おぢのニセコ山暮らし

山暮らしと世間のあれこれを書き綴ります

9条改正より怖い「緊急事態条項」って何!?

2016年05月08日 | Weblog

 

午前6時の気温はプラス7度。

強い風と雨で目が覚めました。

少しおさまって来たようですが、それでも時おり強い風と雨になる。

午前8時を過ぎて、晴れてまいりましたけど、風は依然として強いです。

桜もこのお天気で散ってしまうのか?

パッと咲いて、パッと散る桜、きれいだとは思いますが、これをニッポン人の「死生感」にまで影響を与えた時代もあって、嫌な気分にもさせられる。

「♪咲いた花なら~ 散るのは覚悟~ 見事散りましょ 国のため~」。

こんな歌に鼓舞されるように10代、20代の若者が死んでしまった時代が繰り返されないよう望むばかりでござる。

そんなことで、

いま一番危惧されておるのが「緊急事態条項」というものだそうな。

9条改正より、よっぽどヤバいとされるのが実はこれ!!

自民党憲法改正推進本部事務局長の礒崎陽輔首相補佐官が今年3月に講演しこう述べておる。

憲法改正について「『一番テーマになっているのは緊急事態条項だ。そういうことをまずやっていきたい』と述べ、大規模災害時などに首相にさまざまな権限を与える『緊急事態条項』を、最初の改憲項目として発議する考えを示した」と毎日新聞が伝えておる。

これだけ聞くとなにがなんだか分かりませんが、ようするに自民党は「9条改正を後回しにして、まず緊急事態条項から憲法を改正したい」としておるらしい。

この緊急事態条項があれば、災害や震災時に「法律の範囲内で首相に権限を与え、対処できる」のだそうな。

緊急時なのだから、「首相に権限与えて何が悪い」と思えるけど、どうやらここに大きな落とし穴があるという。

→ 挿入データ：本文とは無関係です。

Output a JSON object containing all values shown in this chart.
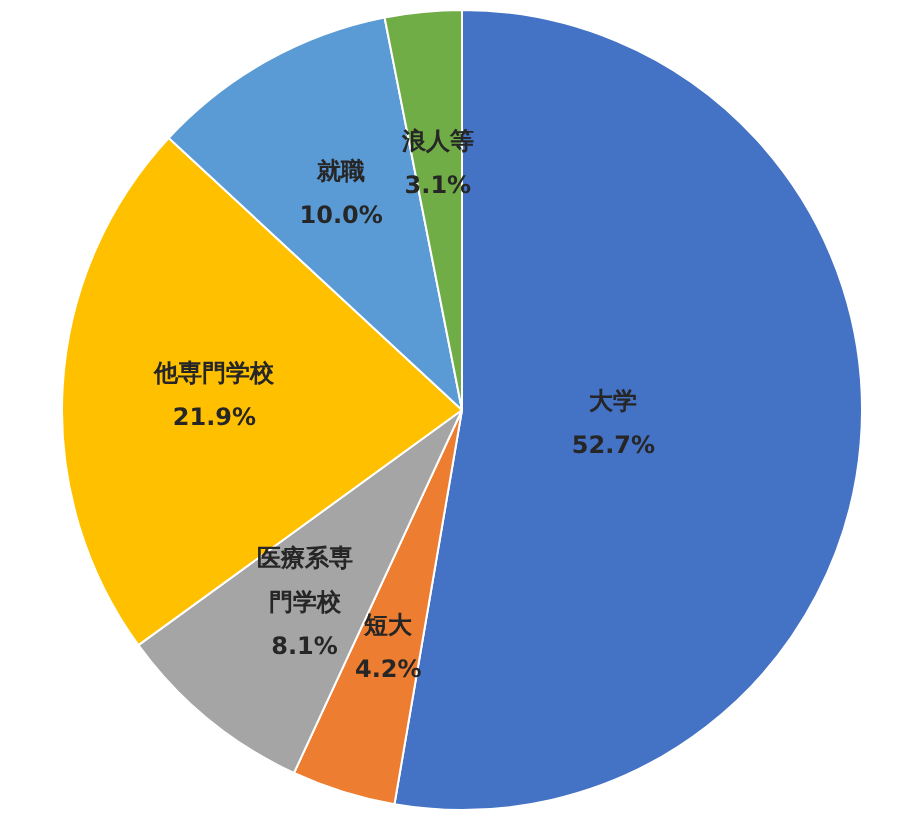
{
  "chart_data": {
    "type": "pie",
    "categories": [
      "大学",
      "短大",
      "医療系専門学校",
      "他専門学校",
      "就職",
      "浪人等"
    ],
    "values": [
      52.7,
      4.2,
      8.1,
      21.9,
      10.0,
      3.1
    ],
    "value_labels": [
      "52.7%",
      "4.2%",
      "8.1%",
      "21.9%",
      "10.0%",
      "3.1%"
    ],
    "colors": [
      "#4472c4",
      "#ed7d31",
      "#a5a5a5",
      "#ffc000",
      "#5b9bd5",
      "#70ad47"
    ],
    "legend": false
  }
}
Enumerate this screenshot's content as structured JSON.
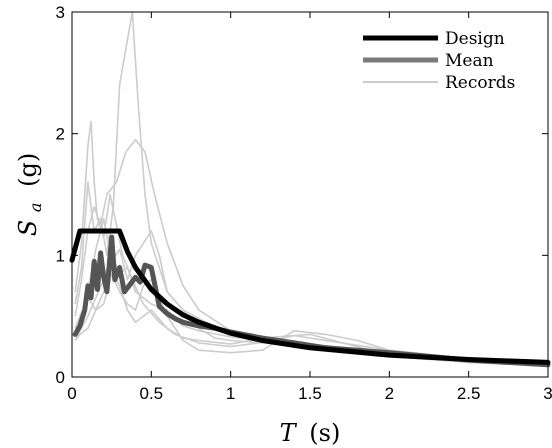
{
  "chart_data": {
    "type": "line",
    "xlabel_var": "T",
    "xlabel_unit": "(s)",
    "ylabel_var": "S",
    "ylabel_sub": "a",
    "ylabel_unit": "(g)",
    "xlim": [
      0,
      3
    ],
    "ylim": [
      0,
      3
    ],
    "xticks": [
      0,
      0.5,
      1,
      1.5,
      2,
      2.5,
      3
    ],
    "xtick_labels": [
      "0",
      "0.5",
      "1",
      "1.5",
      "2",
      "2.5",
      "3"
    ],
    "yticks": [
      0,
      1,
      2,
      3
    ],
    "ytick_labels": [
      "0",
      "1",
      "2",
      "3"
    ],
    "grid": false,
    "legend_position": "top-right",
    "colors": {
      "design": "#000000",
      "mean": "#7a7a7a",
      "records": "#cccccc",
      "mean_highlight": "#555555"
    },
    "series": [
      {
        "name": "Design",
        "role": "design",
        "x": [
          0.0,
          0.05,
          0.3,
          0.35,
          0.4,
          0.5,
          0.6,
          0.7,
          0.8,
          1.0,
          1.2,
          1.5,
          2.0,
          2.5,
          3.0
        ],
        "y": [
          0.96,
          1.2,
          1.2,
          1.03,
          0.9,
          0.72,
          0.6,
          0.51,
          0.45,
          0.36,
          0.3,
          0.24,
          0.18,
          0.144,
          0.12
        ]
      },
      {
        "name": "Mean",
        "role": "mean",
        "x": [
          0.02,
          0.05,
          0.08,
          0.1,
          0.12,
          0.14,
          0.16,
          0.18,
          0.2,
          0.22,
          0.25,
          0.27,
          0.3,
          0.33,
          0.36,
          0.4,
          0.43,
          0.46,
          0.5,
          0.55,
          0.6,
          0.65,
          0.7,
          0.8,
          0.9,
          1.0,
          1.2,
          1.4,
          1.6,
          1.8,
          2.0,
          2.5,
          3.0
        ],
        "y": [
          0.35,
          0.42,
          0.55,
          0.75,
          0.65,
          0.95,
          0.72,
          1.02,
          0.82,
          0.7,
          1.15,
          0.8,
          0.9,
          0.7,
          0.75,
          0.82,
          0.78,
          0.92,
          0.9,
          0.58,
          0.52,
          0.48,
          0.45,
          0.42,
          0.4,
          0.37,
          0.32,
          0.28,
          0.24,
          0.22,
          0.2,
          0.14,
          0.1
        ]
      },
      {
        "name": "Records",
        "role": "records",
        "x": [
          0.02,
          0.06,
          0.1,
          0.14,
          0.18,
          0.22,
          0.26,
          0.3,
          0.34,
          0.38,
          0.42,
          0.46,
          0.5,
          0.6,
          0.7,
          0.8,
          1.0,
          1.2,
          1.5,
          2.0,
          2.5,
          3.0
        ],
        "y": [
          0.6,
          0.9,
          1.6,
          1.2,
          1.3,
          1.0,
          1.4,
          2.4,
          2.7,
          3.0,
          2.2,
          1.5,
          1.1,
          0.7,
          0.55,
          0.48,
          0.35,
          0.3,
          0.25,
          0.18,
          0.13,
          0.1
        ]
      },
      {
        "x": [
          0.02,
          0.06,
          0.1,
          0.14,
          0.18,
          0.22,
          0.28,
          0.34,
          0.4,
          0.46,
          0.52,
          0.6,
          0.7,
          0.8,
          1.0,
          1.2,
          1.5,
          2.0,
          2.5,
          3.0
        ],
        "y": [
          0.5,
          0.8,
          1.2,
          1.4,
          1.25,
          1.5,
          1.6,
          1.85,
          1.95,
          1.85,
          1.5,
          1.1,
          0.75,
          0.55,
          0.38,
          0.32,
          0.27,
          0.2,
          0.14,
          0.1
        ]
      },
      {
        "x": [
          0.02,
          0.06,
          0.08,
          0.1,
          0.12,
          0.14,
          0.16,
          0.2,
          0.24,
          0.28,
          0.32,
          0.38,
          0.45,
          0.55,
          0.65,
          0.8,
          1.0,
          1.3,
          1.6,
          2.0,
          2.5,
          3.0
        ],
        "y": [
          0.7,
          1.1,
          1.5,
          1.9,
          2.1,
          1.6,
          1.3,
          1.15,
          1.5,
          1.25,
          1.0,
          0.8,
          0.6,
          0.45,
          0.35,
          0.28,
          0.25,
          0.3,
          0.22,
          0.17,
          0.12,
          0.09
        ]
      },
      {
        "x": [
          0.02,
          0.05,
          0.1,
          0.15,
          0.2,
          0.25,
          0.3,
          0.35,
          0.4,
          0.45,
          0.5,
          0.55,
          0.6,
          0.7,
          0.8,
          0.9,
          1.0,
          1.2,
          1.4,
          1.6,
          2.0,
          2.5,
          3.0
        ],
        "y": [
          0.35,
          0.45,
          0.7,
          1.05,
          1.3,
          0.95,
          1.05,
          0.8,
          1.0,
          1.1,
          1.2,
          1.0,
          0.7,
          0.55,
          0.4,
          0.32,
          0.3,
          0.28,
          0.34,
          0.3,
          0.22,
          0.15,
          0.1
        ]
      },
      {
        "x": [
          0.02,
          0.05,
          0.1,
          0.15,
          0.2,
          0.25,
          0.3,
          0.35,
          0.4,
          0.45,
          0.5,
          0.6,
          0.7,
          0.8,
          1.0,
          1.2,
          1.4,
          1.6,
          1.8,
          2.0,
          2.5,
          3.0
        ],
        "y": [
          0.3,
          0.35,
          0.4,
          0.55,
          0.6,
          0.85,
          0.7,
          0.6,
          0.55,
          0.75,
          0.8,
          0.5,
          0.3,
          0.22,
          0.2,
          0.22,
          0.38,
          0.35,
          0.3,
          0.22,
          0.15,
          0.12
        ]
      },
      {
        "x": [
          0.02,
          0.05,
          0.1,
          0.15,
          0.2,
          0.25,
          0.3,
          0.35,
          0.4,
          0.45,
          0.5,
          0.6,
          0.7,
          0.8,
          1.0,
          1.2,
          1.5,
          2.0,
          2.5,
          3.0
        ],
        "y": [
          0.4,
          0.5,
          0.65,
          0.55,
          0.7,
          0.9,
          0.75,
          0.55,
          0.45,
          0.5,
          0.55,
          0.4,
          0.32,
          0.3,
          0.27,
          0.32,
          0.35,
          0.18,
          0.12,
          0.1
        ]
      },
      {
        "x": [
          0.02,
          0.05,
          0.1,
          0.15,
          0.2,
          0.25,
          0.3,
          0.35,
          0.4,
          0.5,
          0.6,
          0.7,
          0.8,
          1.0,
          1.2,
          1.5,
          2.0,
          2.5,
          3.0
        ],
        "y": [
          0.3,
          0.38,
          0.5,
          0.65,
          0.8,
          1.0,
          0.85,
          0.9,
          0.7,
          0.6,
          0.55,
          0.42,
          0.38,
          0.33,
          0.3,
          0.26,
          0.2,
          0.15,
          0.12
        ]
      }
    ]
  }
}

自民党憲法改正草案98条、99条(緊急事態条項)が通ると、一時的に憲法を停止できるようになる。

つまりは「憲法9条が事実上骨抜き」になるというから、相当ヤバイのです。

かつてドイツには民主的で進歩的と言われた「ワイマール憲法」がありました。

この憲法をヒトラーが空洞化させてしまうのですが、その法的根拠となったのが「非常事態権限」(ワイマール憲法48条)だった。

ヒトラーはこの非常事態条項を使って結社、出版を禁止する。

首相になった1933年1月からその年の10月までに、約10万人もの人々がこれにより拘束されたという。

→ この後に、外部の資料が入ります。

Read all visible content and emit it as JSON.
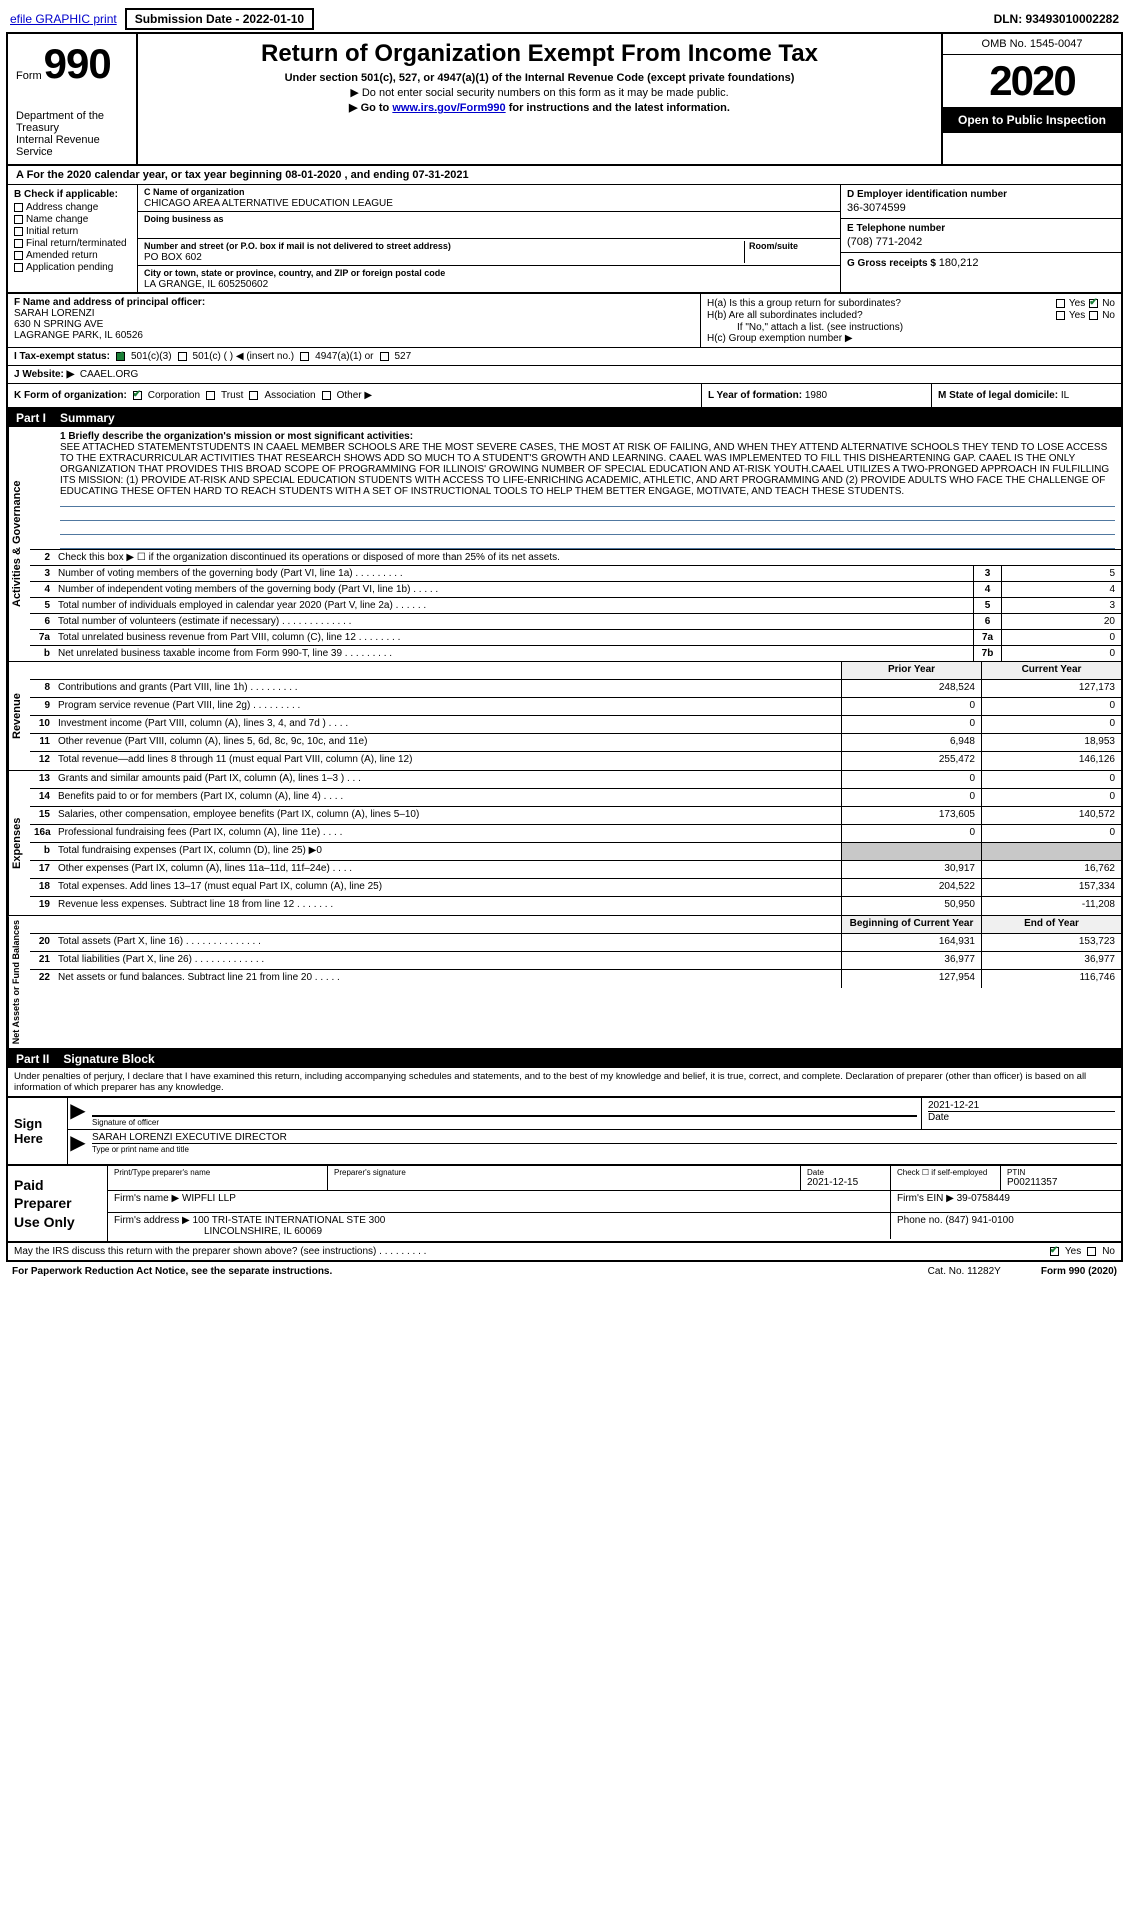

ニッポンでは、麻生大臣がナチス政権の「手口を学んだら どうか」と述べたのも記憶に新しい。

また、フランスでも1961年のアルジェリア危機の際に、憲法16条の「緊急権」が発動され50人近くが警察に殺されたという。

「アメリカ憲法は、大統領に議会招集権限を与えているだけだし、ドイツ憲法も、議会の権限・手続きの原則を修正するだけ。

政府に独立の立法権限を与えるものではない。

また、フランスや韓国の憲法規定は、確かに一時的な立法権限を大統領に与えているものの、その発動要件はかなり厳格で、そう使えるものではない」と首都大学東京准教授(憲法学)の木村草太さんは述べておる。

これが現在、世界の実情なのでござる。

日本国憲法に緊急事態条項がないのは、政府への権限集中について「極力これを防止しなければならぬ」との考えからだという。

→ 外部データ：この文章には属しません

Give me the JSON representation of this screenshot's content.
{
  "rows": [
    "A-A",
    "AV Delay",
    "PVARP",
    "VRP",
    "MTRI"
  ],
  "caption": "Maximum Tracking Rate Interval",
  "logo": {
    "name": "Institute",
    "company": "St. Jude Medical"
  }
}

自民党が画策する今回の緊急事態条項は、災害に役立つなどとして理解を得やすい「お試し改憲論」などと称しておる。

単なる目くらましにすぎませぬ。

実際には、緊急事態条項さえ盛り込めば、なんでもかんでも「緊急事態」だとして、国会を無視して政令でかなりのことができてしまうという。

安倍総理が、辺野古基地問題で対立する翁長沖縄県知事を罷免するなんてことも、緊急事態条項なら可能となるわけで、地方自治権を無視するとんでもない話になりかねないからヤバイのです。

だからこそ、憲法学者は「緊急事態条項は危険」だと指摘しておる。

9条改正には多くの国民が反対しておるわけで、かなりホッとしておったおぢですが、現実的に一番危険なのは、憲法にこの緊急事態条項を盛り込むこと。

なんどでも書きますが、「憲法とは、国民が国家権力を縛るためにある」ものですから、縛られる側からの提案はたいていヤバイ。

「お試し改憲」「災害に役立つ」などという甘言に迷わされ、「緊急事態条項」など成立させてはヤバイのだと、覚えておいてくださいね!!